Что-то в душе Бернардуса Ван Дорта не могло не ужасаться. Не могло согласиться с тем, что люди, кто бы они ни были и какие бы преступления ни совершили, могли быть сожжены в подобном аду без того, чтобы какой-то уголок его души не задыхался от криков протеста. И даже если бы он был способен преодолеть своё глубочайшее душевное отвращение, он не хотел этого. Потому что в тот день, когда он сможет сделать такое, он станет совершенно другим человеком.

— Ладно, как бы то ни было, — обстоятельно произнёс он, — для АСК это должно быть сокрушительным ударом. Это втрое больше всех потерь, понесённых ими до настоящего момента, и нанесены они меньше чем за два часа. Подобные потери должны заставить заколебаться даже фанатиков вроде Нордбрандт.

— А потеря тысячи тонн современного оружия должна подорвать их ударную мощь, — заметил Терехов. Однако в его голосе были какие-то странные нотки, и Ван Дорт быстро поднял на него глаза.

Взгляд мантикорца, направленный на висящий на переборке портрет его жены, были отстранен, почти рассеян.

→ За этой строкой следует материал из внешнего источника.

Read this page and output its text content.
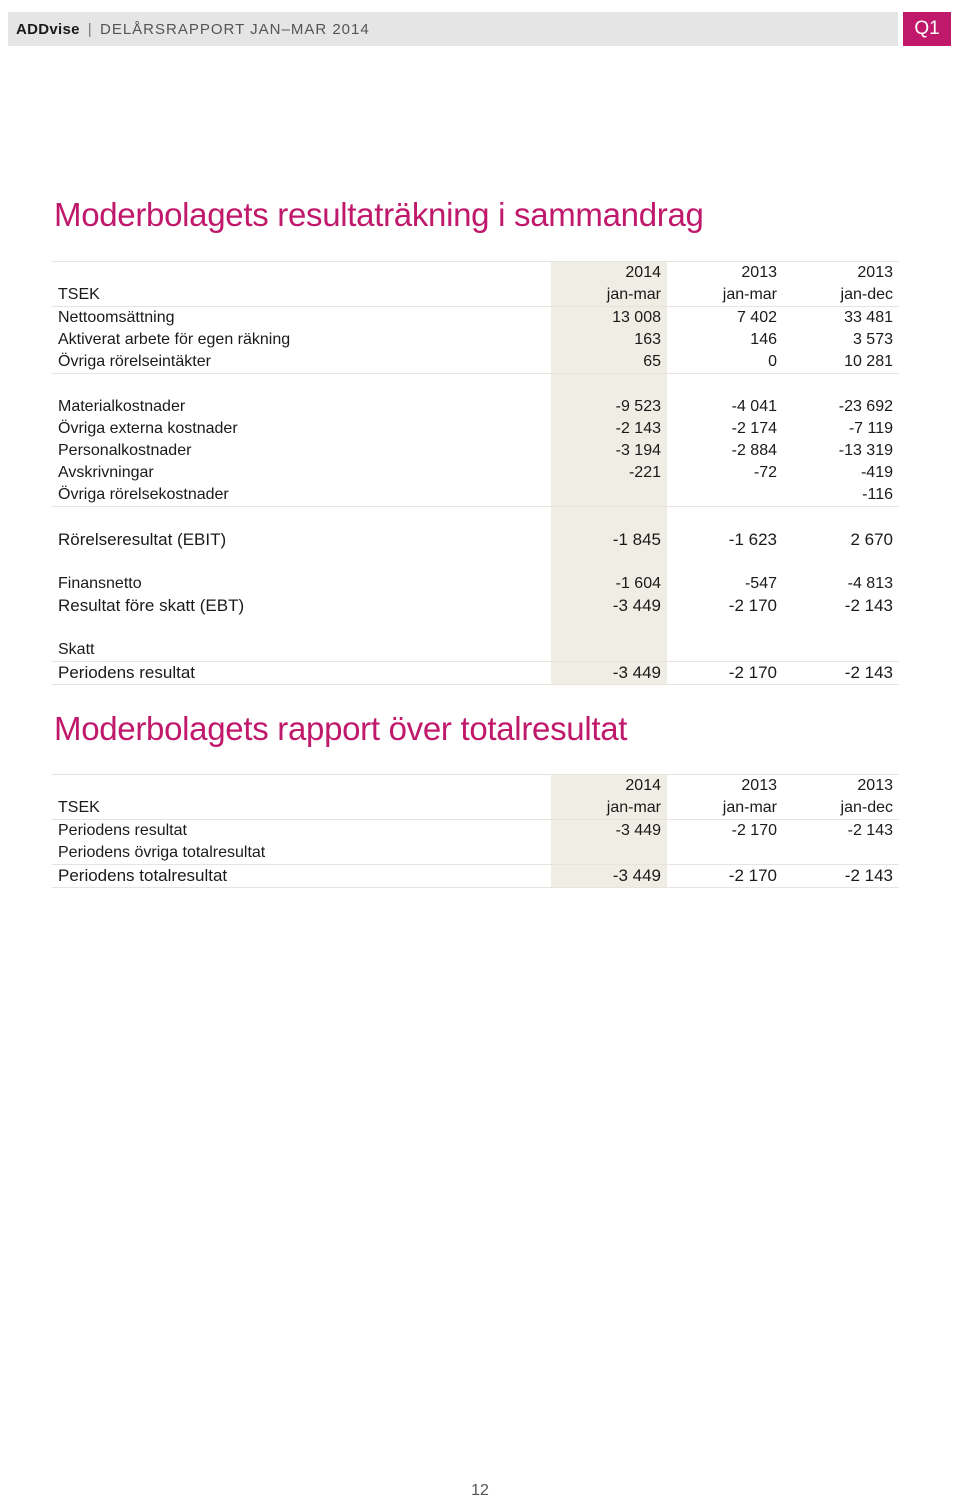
ADDvise | DELÅRSRAPPORT JAN–MAR 2014	Q1
Moderbolagets resultaträkning i sammandrag
	2014	2013	2013
TSEK	jan-mar	jan-mar	jan-dec
Nettoomsättning	13 008	7 402	33 481
Aktiverat arbete för egen räkning	163	146	3 573
Övriga rörelseintäkter	65	0	10 281

Materialkostnader	-9 523	-4 041	-23 692
Övriga externa kostnader	-2 143	-2 174	-7 119
Personalkostnader	-3 194	-2 884	-13 319
Avskrivningar	-221	-72	-419
Övriga rörelsekostnader			-116

Rörelseresultat (EBIT)	-1 845	-1 623	2 670

Finansnetto	-1 604	-547	-4 813
Resultat före skatt (EBT)	-3 449	-2 170	-2 143

Skatt			
Periodens resultat	-3 449	-2 170	-2 143
Moderbolagets rapport över totalresultat
	2014	2013	2013
TSEK	jan-mar	jan-mar	jan-dec
Periodens resultat	-3 449	-2 170	-2 143
Periodens övriga totalresultat			
Periodens totalresultat	-3 449	-2 170	-2 143
12
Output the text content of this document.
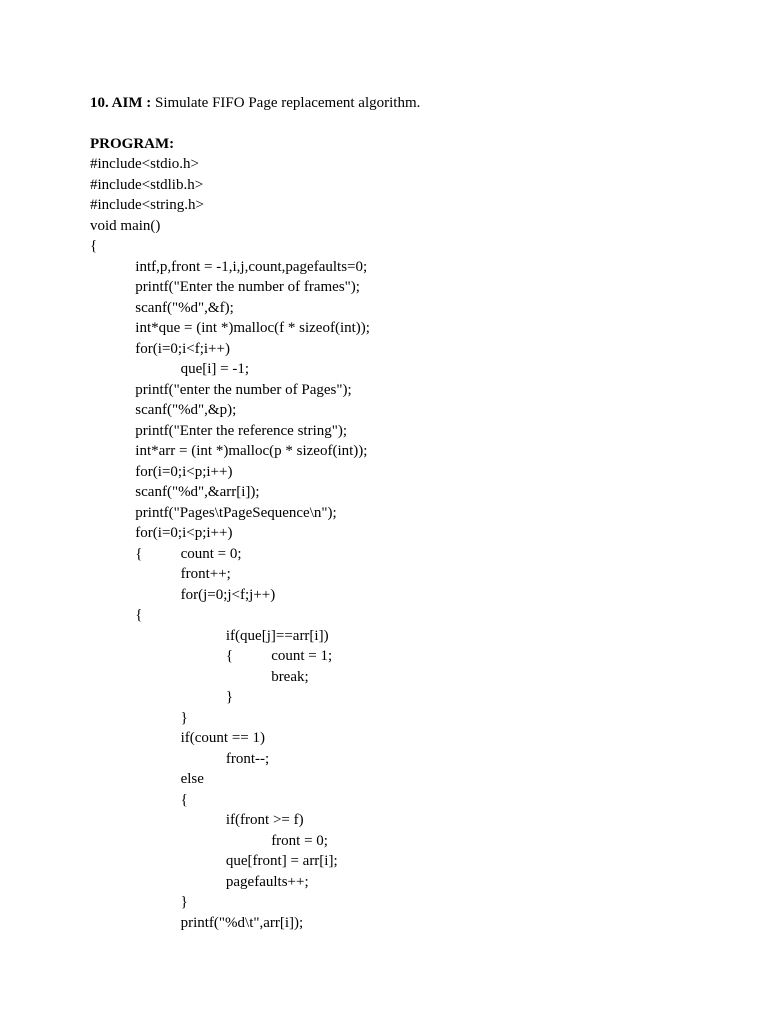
10. AIM : Simulate FIFO Page replacement algorithm.
PROGRAM:
#include<stdio.h>
#include<stdlib.h>
#include<string.h>
void main()
{
intf,p,front = -1,i,j,count,pagefaults=0;
printf("Enter the number of frames");
scanf("%d",&f);
int*que = (int *)malloc(f * sizeof(int));
for(i=0;i<f;i++)
que[i] = -1;
printf("enter the number of Pages");
scanf("%d",&p);
printf("Enter the reference string");
int*arr = (int *)malloc(p * sizeof(int));
for(i=0;i<p;i++)
scanf("%d",&arr[i]);
printf("Pages\tPageSequence\n");
for(i=0;i<p;i++)
{	count = 0;
front++;
for(j=0;j<f;j++)
{
if(que[j]==arr[i])
{	count = 1;
break;
}
}
if(count == 1)
front--;
else
{
if(front >= f)
front = 0;
que[front] = arr[i];
pagefaults++;
}
printf("%d\t",arr[i]);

Терехов смотрел так почти целую минуту, потирая друг о друга большой, указательный и средний пальцы правой руки медленными округлыми движениями.

— Что такое, Айварс? — наконец задал вопрос Ван Дорт.

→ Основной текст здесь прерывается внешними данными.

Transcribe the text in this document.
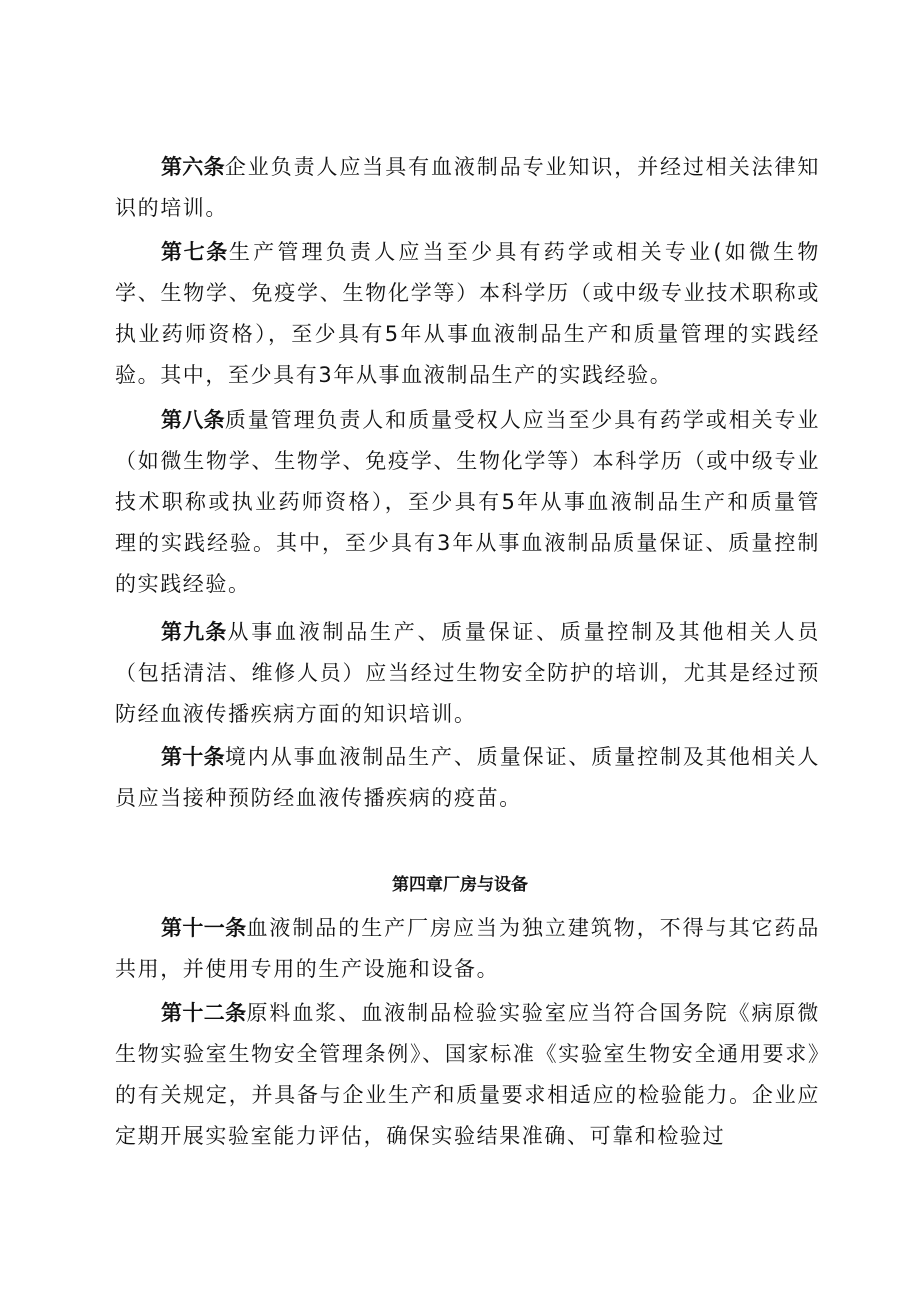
第六条企业负责人应当具有血液制品专业知识，并经过相关法律知识的培训。

第七条生产管理负责人应当至少具有药学或相关专业(如微生物学、生物学、免疫学、生物化学等）本科学历（或中级专业技术职称或执业药师资格），至少具有5年从事血液制品生产和质量管理的实践经验。其中，至少具有3年从事血液制品生产的实践经验。

第八条质量管理负责人和质量受权人应当至少具有药学或相关专业（如微生物学、生物学、免疫学、生物化学等）本科学历（或中级专业技术职称或执业药师资格），至少具有5年从事血液制品生产和质量管理的实践经验。其中，至少具有3年从事血液制品质量保证、质量控制的实践经验。

第九条从事血液制品生产、质量保证、质量控制及其他相关人员（包括清洁、维修人员）应当经过生物安全防护的培训，尤其是经过预防经血液传播疾病方面的知识培训。

第十条境内从事血液制品生产、质量保证、质量控制及其他相关人员应当接种预防经血液传播疾病的疫苗。

第四章厂房与设备

第十一条血液制品的生产厂房应当为独立建筑物，不得与其它药品共用，并使用专用的生产设施和设备。

第十二条原料血浆、血液制品检验实验室应当符合国务院《病原微生物实验室生物安全管理条例》、国家标准《实验室生物安全通用要求》的有关规定，并具备与企业生产和质量要求相适应的检验能力。企业应定期开展实验室能力评估，确保实验结果准确、可靠和检验过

— Хм? — Терхов очнулся, его взгляд переместился на лицо Ван Дорта. — Что?

— Я только спросил, над чем вы задумались.

— А, — мантикорец дёрнул правой рукой, словно отбрасывая нечто. — Я думал об их оружии.

— И что с ним?

— Тадсилав уже направил оружейников первого взвода обследовать трофеи. Пока что всё осмотренное оружие было производства Лиги. Некотором образцам стрелкового оружия как минимум двадцать стандартных лет, однако всё оно в прекрасном состоянии. Заменённые части, некоторые из которых намного новее, чем само оружие, на которое они установлены, говорят о том, что оно было капитально отремонтировано до того, как попало в руки Нордбрандт. Однако осмотренное ими тяжелое оружие выглядит более новым, а ещё они нашли современное коммуникационное и разведывательное оборудование, приборы ночного видения, персональную броню, армейскую взрывчатку и детонаторы… — Капитан покачал головой. — Бернардус, в их норе было закопано всё необходимое для экипировки батальона лёгкой пехоты — современной лёгкой пехоты — вместе с подразделениями огневой поддержки.

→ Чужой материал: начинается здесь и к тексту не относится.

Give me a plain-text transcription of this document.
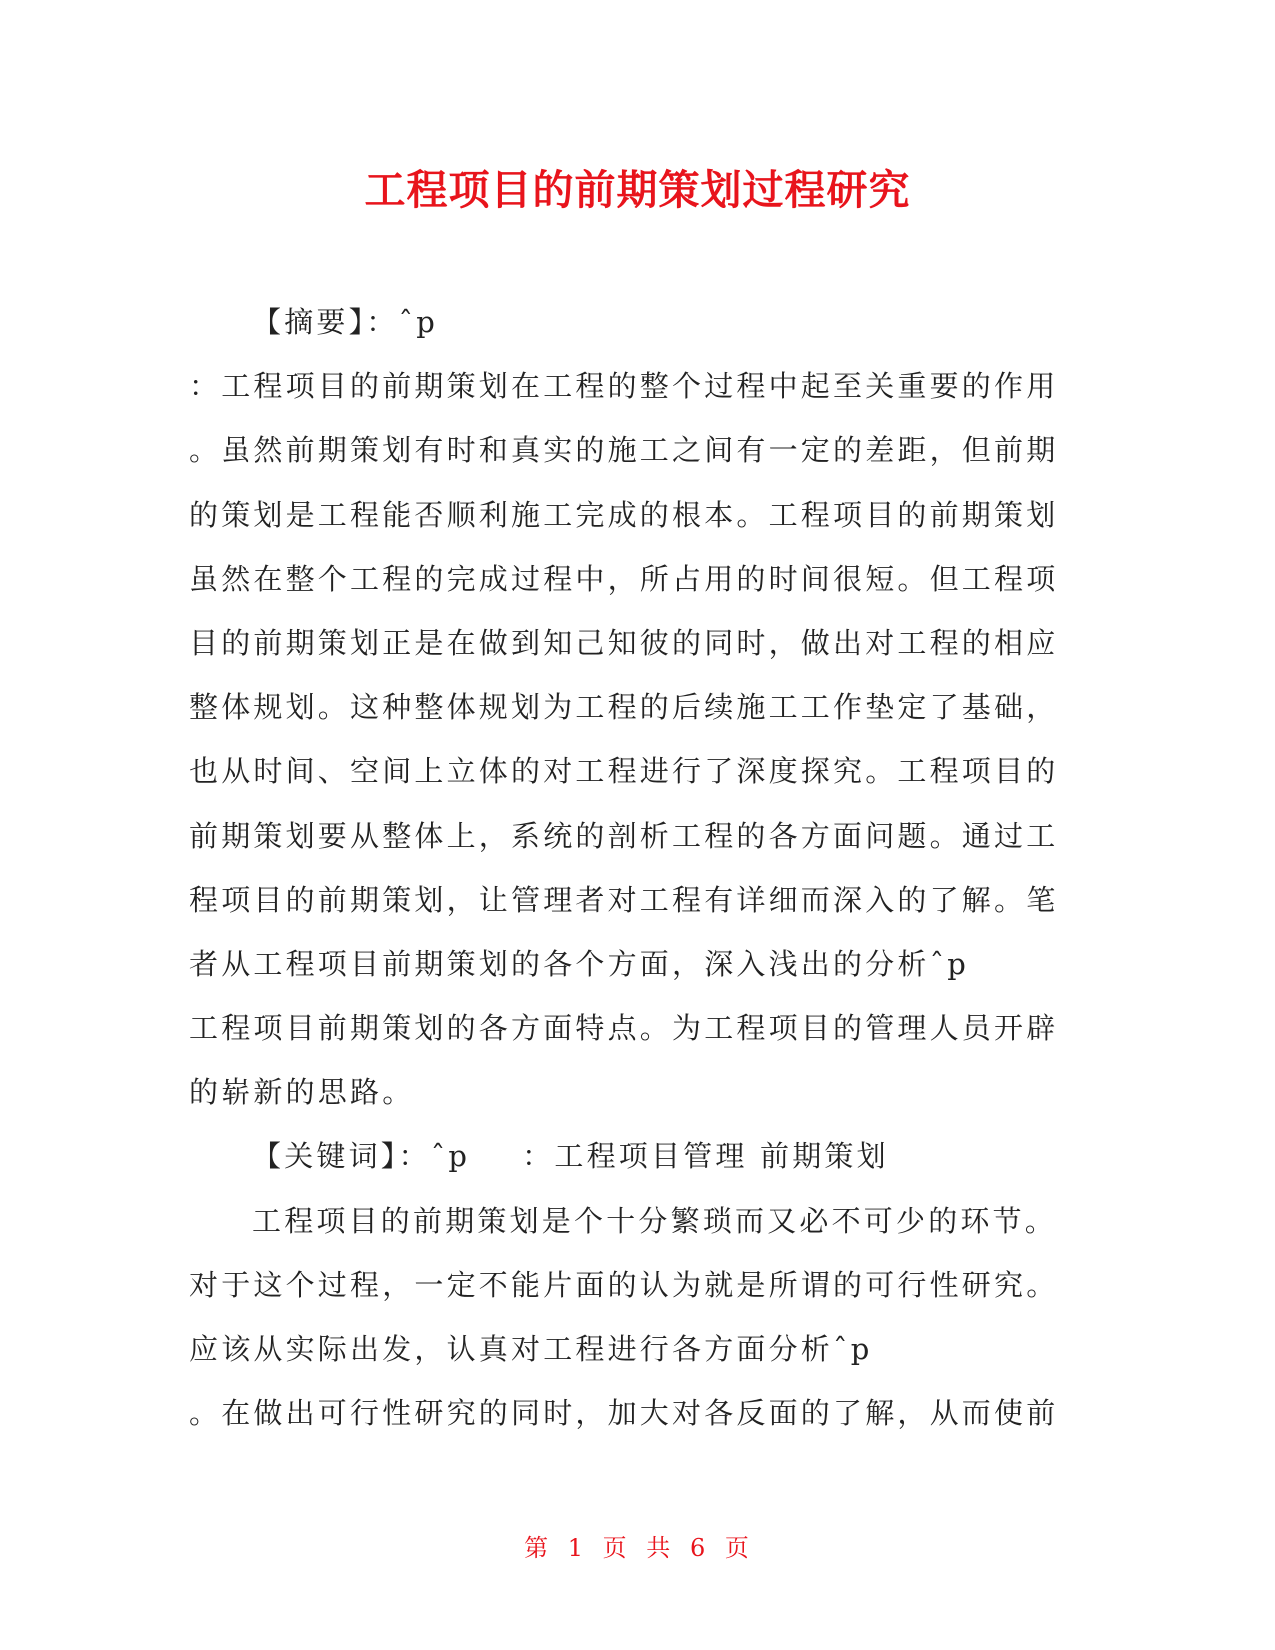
工程项目的前期策划过程研究
【摘要】：ˆp
：工程项目的前期策划在工程的整个过程中起至关重要的作用
。虽然前期策划有时和真实的施工之间有一定的差距，但前期
的策划是工程能否顺利施工完成的根本。工程项目的前期策划
虽然在整个工程的完成过程中，所占用的时间很短。但工程项
目的前期策划正是在做到知己知彼的同时，做出对工程的相应
整体规划。这种整体规划为工程的后续施工工作垫定了基础，
也从时间、空间上立体的对工程进行了深度探究。工程项目的
前期策划要从整体上，系统的剖析工程的各方面问题。通过工
程项目的前期策划，让管理者对工程有详细而深入的了解。笔
者从工程项目前期策划的各个方面，深入浅出的分析ˆp
工程项目前期策划的各方面特点。为工程项目的管理人员开辟
的崭新的思路。
【关键词】：ˆp ：工程项目管理 前期策划
工程项目的前期策划是个十分繁琐而又必不可少的环节。
对于这个过程，一定不能片面的认为就是所谓的可行性研究。
应该从实际出发，认真对工程进行各方面分析ˆp
。在做出可行性研究的同时，加大对各反面的了解，从而使前
第 1 页 共 6 页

— Я понимаю, — ответил Ван Дорт.

— Не понимаете. Они закопали всё это в норе. Почему? Если у них было такое оружие, то почему они его не использовали? Они могли пройти через всё, что им могла противопоставить полиция Корнати, как нож через масло. Чёрт, да они могли пройти как нож сквозь масло через всё, что могли выставить Силы Обороны Системы, если только те не применили бы ковровые бомбардировки! Нордбрандт могла в первый же день своего мятежа ворваться в Неманью и захватить в заложники весь парламент, а не взрывать его гражданской взрывчаткой. Итак, почему же она так не сделала?

Ван Дорт моргнул и нахмурился.

— Не знаю, — медленно протянул он. — Если только тогда у них не было этого оружия. — Ван Дорт глубоко вздохнул, всё ещё пребывая в задумчивости. — Вы же сами сказали. Что они или самоубийцы или не представляли, что делают. Может быть, они получили это оружие только недавно.